This work focused on reducing ambiguity in the operating model. Monthly reporting has clearer run and regeneration paths, legacy surfaces are explicitly marked and measurable, and SNS push alerts can enter the same canonical ingest path as polled alerts when enabled.
Monthly reporting is operational
The monthly reporting work moved from backend capability to operator workflow.
The backend can finalise completed monthly reporting periods, expose public report downloads, and regenerate completed periods from an admin reporting page. The public report outputs are friendly to direct download tools, so downstream automation can fetch generated JSON or markdown without needing an authenticated admin session.
The reporting closeout also improved parity between structured JSON and markdown presentation. That matters because monthly reports are not just data exports; they are also human-facing summaries that need to remain consistent as the schema evolves.
Scheduled work has a home
A general housekeeping service was added as the place for recurring maintenance tasks. The first practical use is monthly report auto-finalisation; future maintenance work can use the same pattern if it fits.
This keeps scheduled jobs from being scattered throughout unrelated services. Future operators and maintainers have one obvious place to look for periodic background work.
Legacy cleanup is now evidence based
The legacy cleanup work continued carefully.
The old /api/system/health queueDepth field is now omitted by default, but can be restored with a temporary compatibility flag.
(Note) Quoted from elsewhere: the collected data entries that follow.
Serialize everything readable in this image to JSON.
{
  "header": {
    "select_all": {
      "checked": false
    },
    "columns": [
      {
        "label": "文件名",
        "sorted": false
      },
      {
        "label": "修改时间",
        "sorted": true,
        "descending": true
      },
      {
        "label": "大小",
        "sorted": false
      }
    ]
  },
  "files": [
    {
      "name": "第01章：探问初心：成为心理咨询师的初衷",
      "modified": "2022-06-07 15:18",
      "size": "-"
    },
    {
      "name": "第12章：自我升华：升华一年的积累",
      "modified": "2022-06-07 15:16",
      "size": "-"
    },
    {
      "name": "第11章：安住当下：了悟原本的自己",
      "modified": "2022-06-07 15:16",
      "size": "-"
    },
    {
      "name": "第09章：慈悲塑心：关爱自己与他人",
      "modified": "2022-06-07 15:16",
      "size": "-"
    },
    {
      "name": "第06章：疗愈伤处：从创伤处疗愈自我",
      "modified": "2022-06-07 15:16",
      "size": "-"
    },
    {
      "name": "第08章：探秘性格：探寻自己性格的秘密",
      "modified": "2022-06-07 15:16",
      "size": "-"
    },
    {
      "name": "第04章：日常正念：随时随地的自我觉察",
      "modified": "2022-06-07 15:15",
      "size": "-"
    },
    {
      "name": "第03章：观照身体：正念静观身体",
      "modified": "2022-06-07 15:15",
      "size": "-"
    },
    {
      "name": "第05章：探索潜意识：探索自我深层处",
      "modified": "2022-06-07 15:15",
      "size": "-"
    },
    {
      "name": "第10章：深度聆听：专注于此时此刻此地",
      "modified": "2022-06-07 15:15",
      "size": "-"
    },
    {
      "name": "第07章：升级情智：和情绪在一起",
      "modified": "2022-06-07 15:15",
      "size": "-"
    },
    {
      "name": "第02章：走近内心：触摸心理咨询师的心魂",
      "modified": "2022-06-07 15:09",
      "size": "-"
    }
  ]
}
The legacy /api/alerts/notify endpoint remains enabled by default, but it is now clearly marked as a compatibility endpoint and can be disabled by configuration.
Both paths now emit explicit usage markers and metrics. This gives the project a concrete observation window instead of relying on guesswork about whether old callers still exist.
The result is a safer removal path: first mark, observe, and measure; then remove only when there is evidence that the compatibility surface is unused.
SNS push alerts use canonical ingest
The SNS callback endpoint no longer logs full notification bodies or CAP XML payloads. It now logs structured metadata and records classified outcomes for received messages.
SNS notification ingest is available behind a default-off flag. When enabled, a configured SNS topic ARN maps to an existing AlertSource.code. Inline CAP XML from the SNS Message field is evaluated with the existing raw CAP candidate evaluator and then persisted through canonical alert ingestion.
That keeps pushed alerts and polled alerts on the same durable path. The current implementation avoids adding a parallel alert model, a parallel persistence path, or a separate source taxonomy.
The implementation also added a distinct SNS_PUSH ingest origin so projection behavior can distinguish pushed live data from feed polling, peer sync, replay, and rebuild work.
Verification
The full alert-hub-v2-node test suite passed after the SNS ingest change:
266 tests, 266 passed
Focused tests also cover the important SNS cases:
- ingest disabled by default
- valid mapped notification persists through canonical ingestion
- duplicate notification remains idempotent
- malformed CAP is rejected without persistence
- unknown topic mapping is rejected without persistence
- missing and unknown SNS message types are classified without breaking the callback
Backlog state
Several backlog items are now clearer:
- monthly reporting workspace work is closed
AH-00021is closedAH-00004remains open, but has explicit observation gates for remaining legacy compatibility paths
The active backlog is smaller and more accurate. More importantly, the remaining cleanup work can be guided by runtime evidence instead of assumptions.